Entrevistado por aparte, Roberto Lorenzo Rueda, investigador del Centro de Lengua Zoque, argumenta que la resistencia entre los pobladores zoques es cada vez mayor, pues están conscientes de que todas las concesiones, incluidas las otorgadas para los proyectos del Chichonal, representan al menos medio siglo de daños ambientales severos.
De lo que no cabe duda, aclara, es que la Sener está empecinada en “no dejar morir” todos los proyectos, debido a que no le conviene retirar las concesiones de los bloques 10 y 11 porque se vería obligado a indemnizar a las empresas que quieren estas zonas, “entonces están en la mejora del proceso, de esas consultas ‘libres’ a los lugareños, pero sabemos que al final será un sí. Las meterán a la fuerza”.

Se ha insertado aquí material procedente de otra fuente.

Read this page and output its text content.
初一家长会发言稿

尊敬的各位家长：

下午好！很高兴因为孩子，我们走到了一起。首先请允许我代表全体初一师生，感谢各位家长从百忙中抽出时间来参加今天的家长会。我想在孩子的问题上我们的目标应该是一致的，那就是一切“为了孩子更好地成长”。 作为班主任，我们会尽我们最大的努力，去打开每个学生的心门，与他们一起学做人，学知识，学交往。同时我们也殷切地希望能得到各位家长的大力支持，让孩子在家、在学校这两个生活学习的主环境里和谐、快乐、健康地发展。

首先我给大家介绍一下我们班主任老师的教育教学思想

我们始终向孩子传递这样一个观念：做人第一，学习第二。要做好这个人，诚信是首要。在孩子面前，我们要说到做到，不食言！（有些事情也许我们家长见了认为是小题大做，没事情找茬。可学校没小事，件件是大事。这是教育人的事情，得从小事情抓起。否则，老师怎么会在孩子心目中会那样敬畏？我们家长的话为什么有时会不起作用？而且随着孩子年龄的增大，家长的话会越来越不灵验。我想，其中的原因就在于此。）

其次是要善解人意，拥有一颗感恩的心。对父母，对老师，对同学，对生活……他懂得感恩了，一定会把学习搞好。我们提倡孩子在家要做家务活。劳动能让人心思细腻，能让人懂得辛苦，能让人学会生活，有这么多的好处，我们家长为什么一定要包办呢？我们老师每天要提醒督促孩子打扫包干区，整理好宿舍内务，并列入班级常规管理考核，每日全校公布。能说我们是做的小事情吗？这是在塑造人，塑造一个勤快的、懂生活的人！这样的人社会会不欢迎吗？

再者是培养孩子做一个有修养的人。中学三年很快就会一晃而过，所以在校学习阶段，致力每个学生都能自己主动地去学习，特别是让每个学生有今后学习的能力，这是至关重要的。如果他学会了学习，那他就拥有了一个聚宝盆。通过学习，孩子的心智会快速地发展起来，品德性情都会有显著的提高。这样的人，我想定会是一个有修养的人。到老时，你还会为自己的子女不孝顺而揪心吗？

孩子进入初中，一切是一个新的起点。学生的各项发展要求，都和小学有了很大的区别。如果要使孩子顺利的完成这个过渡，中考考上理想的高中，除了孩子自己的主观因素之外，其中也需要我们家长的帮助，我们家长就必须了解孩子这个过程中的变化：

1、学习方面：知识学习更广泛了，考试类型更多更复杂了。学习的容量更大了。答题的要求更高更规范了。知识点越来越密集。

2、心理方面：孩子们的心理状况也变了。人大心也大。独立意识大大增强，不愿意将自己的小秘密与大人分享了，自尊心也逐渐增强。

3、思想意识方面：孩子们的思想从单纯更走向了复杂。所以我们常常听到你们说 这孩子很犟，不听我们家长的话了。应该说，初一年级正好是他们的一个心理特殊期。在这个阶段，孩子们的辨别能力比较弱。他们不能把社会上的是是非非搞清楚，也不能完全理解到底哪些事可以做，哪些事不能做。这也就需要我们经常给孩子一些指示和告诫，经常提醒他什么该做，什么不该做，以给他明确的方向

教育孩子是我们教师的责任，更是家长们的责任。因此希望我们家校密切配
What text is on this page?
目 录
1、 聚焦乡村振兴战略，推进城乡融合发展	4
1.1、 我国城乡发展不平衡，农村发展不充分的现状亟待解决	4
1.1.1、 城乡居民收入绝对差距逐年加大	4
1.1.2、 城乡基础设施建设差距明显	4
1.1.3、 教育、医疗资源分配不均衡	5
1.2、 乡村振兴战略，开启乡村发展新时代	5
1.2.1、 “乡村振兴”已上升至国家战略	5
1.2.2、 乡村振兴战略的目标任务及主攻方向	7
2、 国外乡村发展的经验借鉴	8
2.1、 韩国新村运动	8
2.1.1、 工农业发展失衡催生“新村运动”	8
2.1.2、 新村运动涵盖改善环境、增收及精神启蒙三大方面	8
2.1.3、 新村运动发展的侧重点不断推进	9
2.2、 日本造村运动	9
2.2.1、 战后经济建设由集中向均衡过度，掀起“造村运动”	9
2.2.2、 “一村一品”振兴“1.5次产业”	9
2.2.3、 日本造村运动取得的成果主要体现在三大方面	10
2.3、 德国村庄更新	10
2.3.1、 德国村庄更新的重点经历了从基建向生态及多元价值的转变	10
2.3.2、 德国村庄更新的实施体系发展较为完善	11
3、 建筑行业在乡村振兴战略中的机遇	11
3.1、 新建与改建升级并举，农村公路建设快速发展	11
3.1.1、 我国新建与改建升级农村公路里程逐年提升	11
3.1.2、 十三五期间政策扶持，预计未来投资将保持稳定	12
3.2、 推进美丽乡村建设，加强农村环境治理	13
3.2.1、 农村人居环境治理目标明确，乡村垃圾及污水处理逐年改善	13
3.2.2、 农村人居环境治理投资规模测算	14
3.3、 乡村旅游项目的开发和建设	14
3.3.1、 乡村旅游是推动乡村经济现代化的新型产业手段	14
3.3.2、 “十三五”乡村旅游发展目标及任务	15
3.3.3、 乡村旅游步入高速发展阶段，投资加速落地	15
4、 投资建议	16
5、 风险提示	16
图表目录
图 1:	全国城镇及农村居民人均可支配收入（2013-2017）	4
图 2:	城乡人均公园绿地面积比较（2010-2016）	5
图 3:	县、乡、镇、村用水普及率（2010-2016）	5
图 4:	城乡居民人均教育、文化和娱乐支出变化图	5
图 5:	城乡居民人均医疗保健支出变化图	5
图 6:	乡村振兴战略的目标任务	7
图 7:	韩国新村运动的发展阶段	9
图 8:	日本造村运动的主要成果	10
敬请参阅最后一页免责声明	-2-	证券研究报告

Lo que preocupa, asevera, es que trabajadores de Protección Civil tanto municipales como del estado sean quienes “trastoquen” la tranquilidad de las familias, “porque ya se está subiendo material al volcán; quieren éste pero libre, por todo lo que habrá”.
En este caso, afirma que lo grave es que, producto de las labores en ese sitio, se han generado movimientos sísmicos, “pero son provocados por esos procesos de la geotermia, y eso también siembra miedo (…) Ya hay terrenos comprados, por ejemplo en Villaflores, para reubicar a toda esa gente y que el Chichón quede libre, lo que es ¡terrible!”.
Por su lado, Juan Guerrero descarta que cualquier proyecto extractivo, incluidos los de geotermia, no garantizan “de ninguna manera” una armonía con la naturaleza, “todos estos megaproyectos terminan por ser proyectos de muerte, de eso no nos queda duda”.